12/16/07

Ministry of Reconciliation

This is the assignment Raymond Pert gave us this week for our Sibling Assignment:

My WR 121 class has been studying reconciliation and reading all these papers about their struggles and successes with reconciliation makes me want to write about reconciliation.So, write a post about an experience you have had with reconciliation. It might be a successful reconciliation with a person you were in conflict with. It might be reconciliation with your self you were out of sorts about. It might be about a reconciliation that has never happened and maybe never will. It might be coming to reconcile yourself with an idea that had bugged you for a long time. I think these reconciliation posts would be enhanced by each of us writing, at some point in the post, about what we understand "reconciliation" to mean and where we look in our lives for examples of reconciliation that help us measure our successes and failures at reconciliation. '

RP's post will be here, and IEG's post is here.


When Raymond Pert posed this assignment to us, my first thought went to 2 Corinthians 5, where the Apostle Paul shares about the Ministry of Reconciliation. As a Christian, I often turn to God’s Word for the answers in my life, and to understand what things mean.










2 Corinthians 5: 11-21

11Since, then, we know what it is to fear the Lord, we try to persuade men. What we are is plain to God, and I hope it is also plain to your conscience. 12We are not trying to commend ourselves to you again, but are giving you an opportunity to take pride in us, so that you can answer those who take pride in what is seen rather than in what is in the heart. 13If we are out of our mind, it is for the sake of God; if we are in our right mind, it is for you. 14For Christ's love compels us, because we are convinced that one died for all, and therefore all died. 15And he died for all, that those who live should no longer live for themselves but for him who died for them and was raised again.


16So from now on we regard no one from a worldly point of view. Though we once regarded Christ in this way, we do so no longer. 17Therefore, if anyone is in Christ, he is a new creation; the old has gone, the new has come! 18All this is from God, who reconciled us to himself through Christ and gave us the ministry of reconciliation: 19that God was reconciling the world to himself in Christ, not counting men's sins against them. And he has committed to us the message of reconciliation. 20We are therefore Christ's ambassadors, as though God were making his appeal through us. We implore you on Christ's behalf: Be reconciled to God. 21God made him who had no sin to be sin
for us, so that in him we might become the righteousness of God.

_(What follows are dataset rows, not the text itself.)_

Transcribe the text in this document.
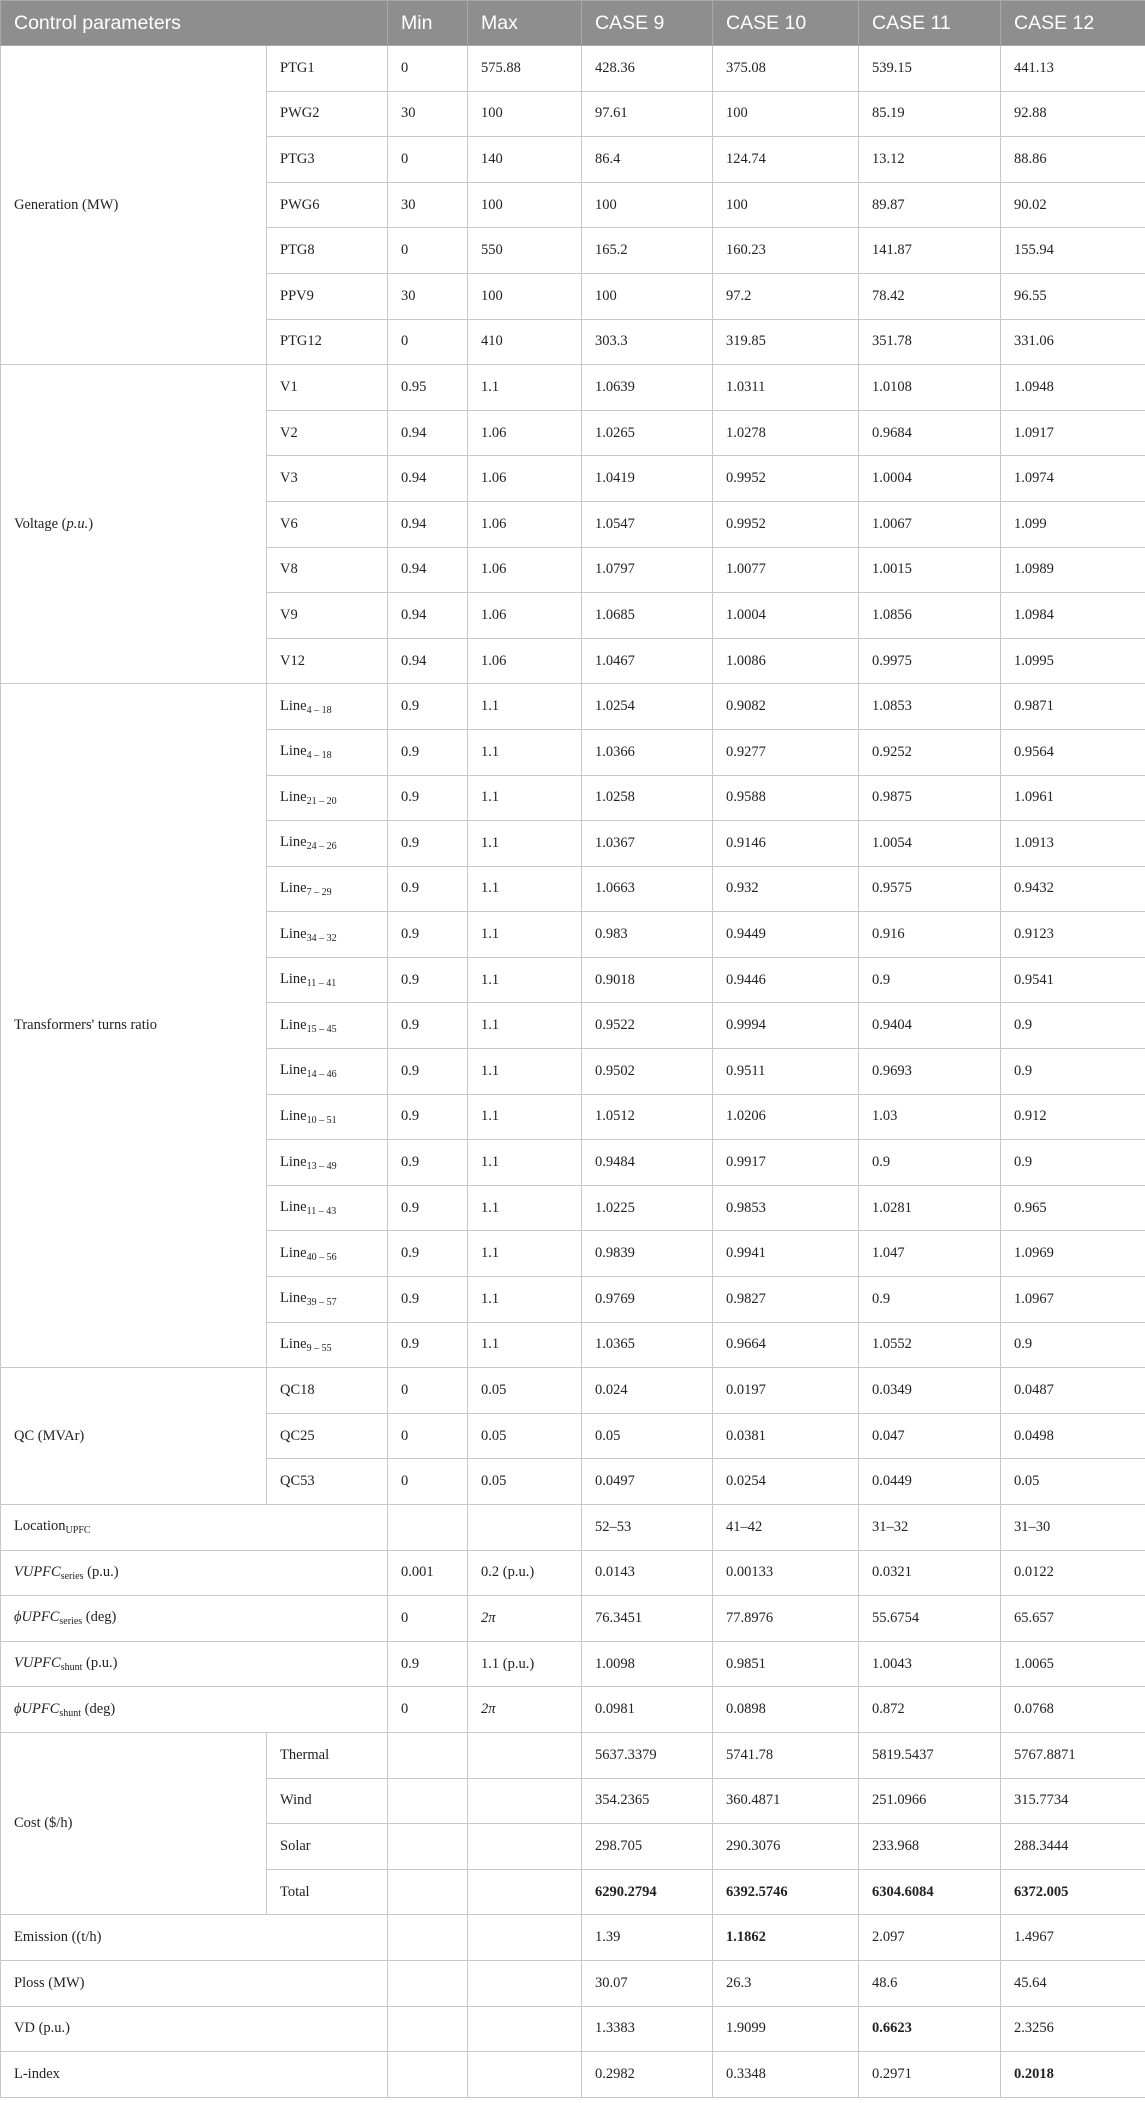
Control parameters		Min	Max	CASE 9	CASE 10	CASE 11	CASE 12
Generation (MW)	PTG1	0	575.88	428.36	375.08	539.15	441.13
	PWG2	30	100	97.61	100	85.19	92.88
	PTG3	0	140	86.4	124.74	13.12	88.86
	PWG6	30	100	100	100	89.87	90.02
	PTG8	0	550	165.2	160.23	141.87	155.94
	PPV9	30	100	100	97.2	78.42	96.55
	PTG12	0	410	303.3	319.85	351.78	331.06
Voltage (p.u.)	V1	0.95	1.1	1.0639	1.0311	1.0108	1.0948
	V2	0.94	1.06	1.0265	1.0278	0.9684	1.0917
	V3	0.94	1.06	1.0419	0.9952	1.0004	1.0974
	V6	0.94	1.06	1.0547	0.9952	1.0067	1.099
	V8	0.94	1.06	1.0797	1.0077	1.0015	1.0989
	V9	0.94	1.06	1.0685	1.0004	1.0856	1.0984
	V12	0.94	1.06	1.0467	1.0086	0.9975	1.0995
Transformers' turns ratio	Line$_{4 - 18}$	0.9	1.1	1.0254	0.9082	1.0853	0.9871
	Line$_{4 - 18}$	0.9	1.1	1.0366	0.9277	0.9252	0.9564
	Line$_{21 - 20}$	0.9	1.1	1.0258	0.9588	0.9875	1.0961
	Line$_{24 - 26}$	0.9	1.1	1.0367	0.9146	1.0054	1.0913
	Line$_{7 - 29}$	0.9	1.1	1.0663	0.932	0.9575	0.9432
	Line$_{34 - 32}$	0.9	1.1	0.983	0.9449	0.916	0.9123
	Line$_{11 - 41}$	0.9	1.1	0.9018	0.9446	0.9	0.9541
	Line$_{15 - 45}$	0.9	1.1	0.9522	0.9994	0.9404	0.9
	Line$_{14 - 46}$	0.9	1.1	0.9502	0.9511	0.9693	0.9
	Line$_{10 - 51}$	0.9	1.1	1.0512	1.0206	1.03	0.912
	Line$_{13 - 49}$	0.9	1.1	0.9484	0.9917	0.9	0.9
	Line$_{11 - 43}$	0.9	1.1	1.0225	0.9853	1.0281	0.965
	Line$_{40 - 56}$	0.9	1.1	0.9839	0.9941	1.047	1.0969
	Line$_{39 - 57}$	0.9	1.1	0.9769	0.9827	0.9	1.0967
	Line$_{9 - 55}$	0.9	1.1	1.0365	0.9664	1.0552	0.9
QC (MVAr)	QC18	0	0.05	0.024	0.0197	0.0349	0.0487
	QC25	0	0.05	0.05	0.0381	0.047	0.0498
	QC53	0	0.05	0.0497	0.0254	0.0449	0.05
Location$_{UPFC}$				52–53	41–42	31–32	31–30
$VUPFC_{series}$ (p.u.)		0.001	0.2 (p.u.)	0.0143	0.00133	0.0321	0.0122
ϕUPFC$_{series}$ (deg)		0	2π	76.3451	77.8976	55.6754	65.657
$VUPFC_{shunt}$ (p.u.)		0.9	1.1 (p.u.)	1.0098	0.9851	1.0043	1.0065
ϕUPFC$_{shunt}$ (deg)		0	2π	0.0981	0.0898	0.872	0.0768
Cost ($/h)	Thermal			5637.3379	5741.78	5819.5437	5767.8871
	Wind			354.2365	360.4871	251.0966	315.7734
	Solar			298.705	290.3076	233.968	288.3444
	Total			6290.2794	6392.5746	6304.6084	6372.005
Emission ((t/h)				1.39	1.1862	2.097	1.4967
Ploss (MW)				30.07	26.3	48.6	45.64
VD (p.u.)				1.3383	1.9099	0.6623	2.3256
L-index				0.2982	0.3348	0.2971	0.2018
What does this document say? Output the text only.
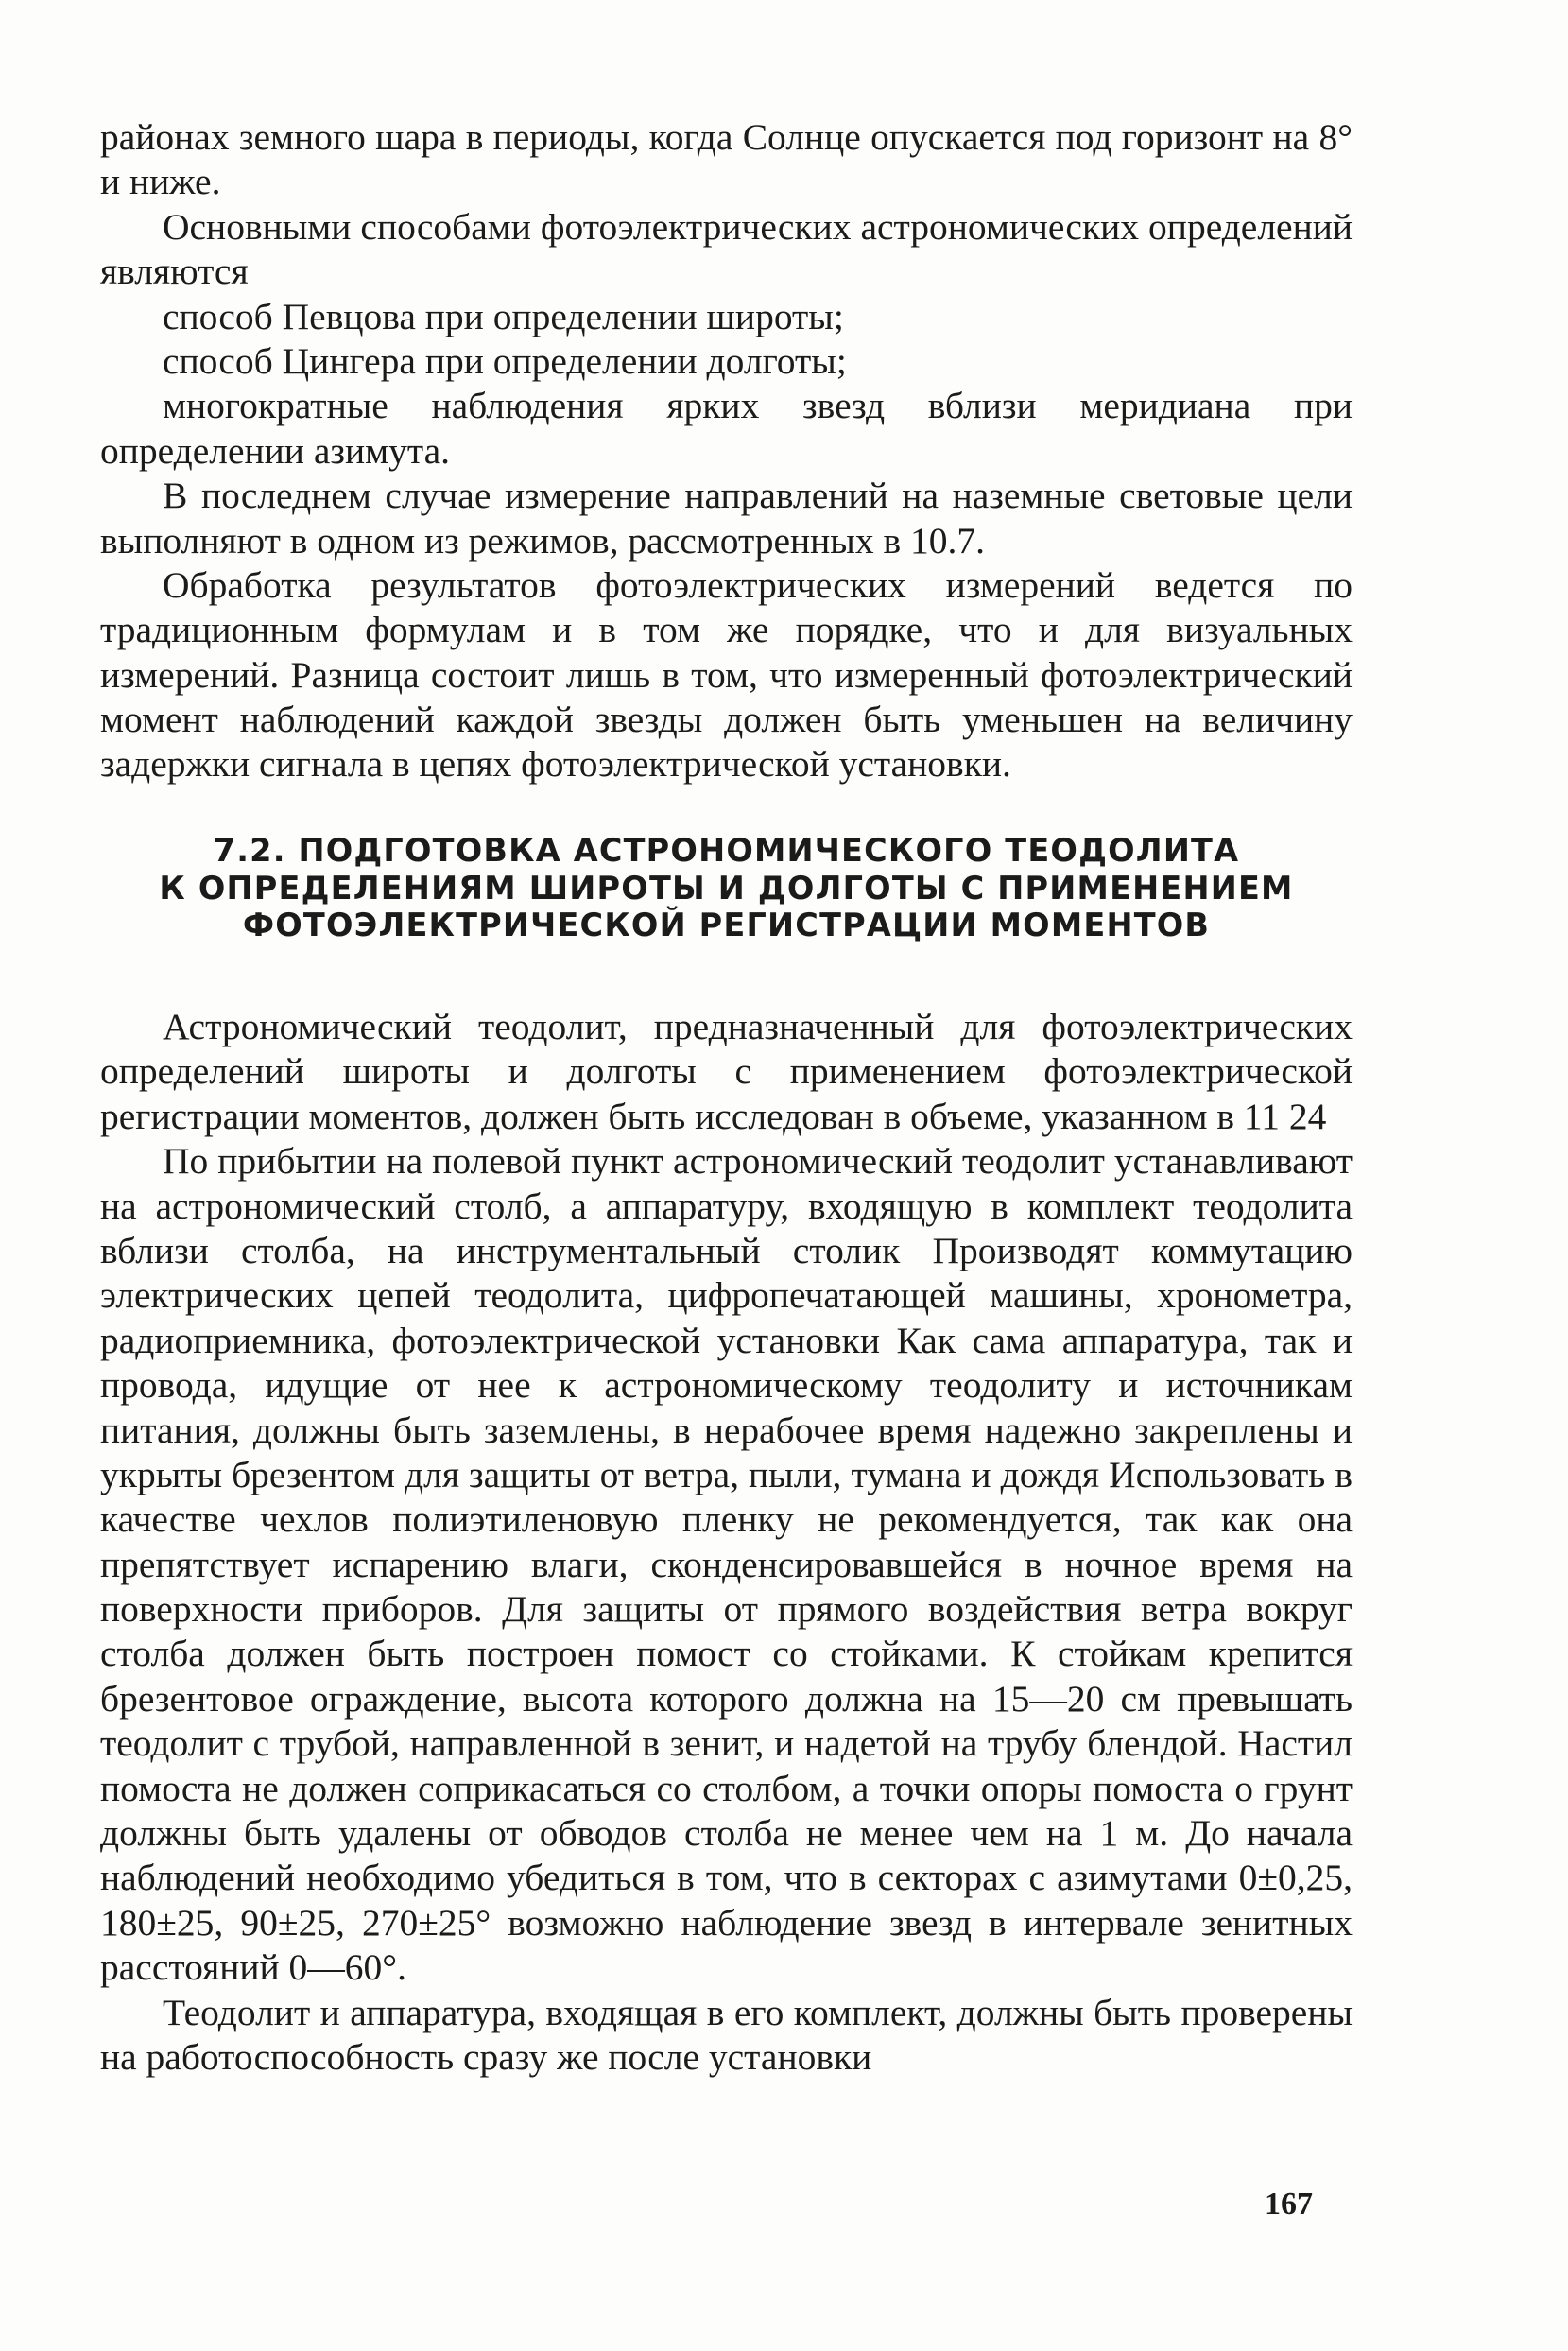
районах земного шара в периоды, когда Солнце опускается под горизонт на 8° и ниже.

Основными способами фотоэлектрических астрономических определений являются

способ Певцова при определении широты;

способ Цингера при определении долготы;

многократные наблюдения ярких звезд вблизи меридиана при определении азимута.

В последнем случае измерение направлений на наземные световые цели выполняют в одном из режимов, рассмотренных в 10.7.

Обработка результатов фотоэлектрических измерений ведется по традиционным формулам и в том же порядке, что и для визуальных измерений. Разница состоит лишь в том, что измеренный фотоэлектрический момент наблюдений каждой звезды должен быть уменьшен на величину задержки сигнала в цепях фотоэлектрической установки.

7.2. ПОДГОТОВКА АСТРОНОМИЧЕСКОГО ТЕОДОЛИТА
К ОПРЕДЕЛЕНИЯМ ШИРОТЫ И ДОЛГОТЫ С ПРИМЕНЕНИЕМ
ФОТОЭЛЕКТРИЧЕСКОЙ РЕГИСТРАЦИИ МОМЕНТОВ

Астрономический теодолит, предназначенный для фотоэлектрических определений широты и долготы с применением фотоэлектрической регистрации моментов, должен быть исследован в объеме, указанном в 11 24

По прибытии на полевой пункт астрономический теодолит устанавливают на астрономический столб, а аппаратуру, входящую в комплект теодолита вблизи столба, на инструментальный столик Производят коммутацию электрических цепей теодолита, цифропечатающей машины, хронометра, радиоприемника, фотоэлектрической установки Как сама аппаратура, так и провода, идущие от нее к астрономическому теодолиту и источникам питания, должны быть заземлены, в нерабочее время надежно закреплены и укрыты брезентом для защиты от ветра, пыли, тумана и дождя Использовать в качестве чехлов полиэтиленовую пленку не рекомендуется, так как она препятствует испарению влаги, сконденсировавшейся в ночное время на поверхности приборов. Для защиты от прямого воздействия ветра вокруг столба должен быть построен помост со стойками. К стойкам крепится брезентовое ограждение, высота которого должна на 15—20 см превышать теодолит с трубой, направленной в зенит, и надетой на трубу блендой. Настил помоста не должен соприкасаться со столбом, а точки опоры помоста о грунт должны быть удалены от обводов столба не менее чем на 1 м. До начала наблюдений необходимо убедиться в том, что в секторах с азимутами 0±0,25, 180±25, 90±25, 270±25° возможно наблюдение звезд в интервале зенитных расстояний 0—60°.

Теодолит и аппаратура, входящая в его комплект, должны быть проверены на работоспособность сразу же после установки

167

When I was 18 years old, in the summer of 1981, I made a decision that changed my life…literally. When I decided to truly believe the Jesus Christ was the Lord of my Life, and I wanted to serve Him with all my heart, soul and mind, my whole outlook on life changed. And I was reconciled with the Creator of the Universe by accepting His Son, Jesus Christ.
I’ve mentioned this before in a blog post, but one of the more obvious things that happened to me was the absence of swearing in my life. It was just gone.



Before this choice was made, I felt like I went to church to see what I could receive from God. Now I wanted to see what I could do to serve God, not be served by God.
In the above verse 17, it says, “Therefore, if anyone is in Christ, he is a new creation; the old has gone, the new has come!” That is what happened to me. I was a new creation. My whole mindset changed in what seemed like an instant. Old attitudes and ways of thinking were changed. No, I wasn’t perfect, but my heart attitude was sure different.



To me, reconciliation is a restoration of a relationship with another. Through my reconciliation with Jesus Christ, relationships were then easier to restore. I can love others with a strength other than my own. I can more easily ask for forgiveness and say “I’m sorry.” Over the years God has given me the grace to not be as bitter and unforgiving towards others, and try and see things from another perspective other than my own.



I’ve learned that harboring bitterness and unforgiveness toward others really doesn’t harm them in the least. I am the one who suffers. I am the one that misses out on sharing love with others instead of hate.



I hope this doesn’t sound simplistic, because it isn’t. It has been a very hard journey to learn these lessons. Learning to love others when they have hurt you, or those you love is very difficult. It is easier to hold a grudge, and often we like the way it feels, for a while. But then the bitterness just eats at us, and it starts to consume us, which isn’t a very productive way to live.
Reconciliation could be a wonderful gift to give yourself this Christmas season. It is what Christmas is all about…about God’s pure light shining on us all and filling up the dark places in our heart with the light of His love.



Silent Night, Holy Night
Son of God, Love’s Pure Light
Radiant Beams from Thy Holy Face
With the Dawn of Redeeming Grace
Jesus, Lord at Thy Birth, Jesus, Lord at Thy Birth.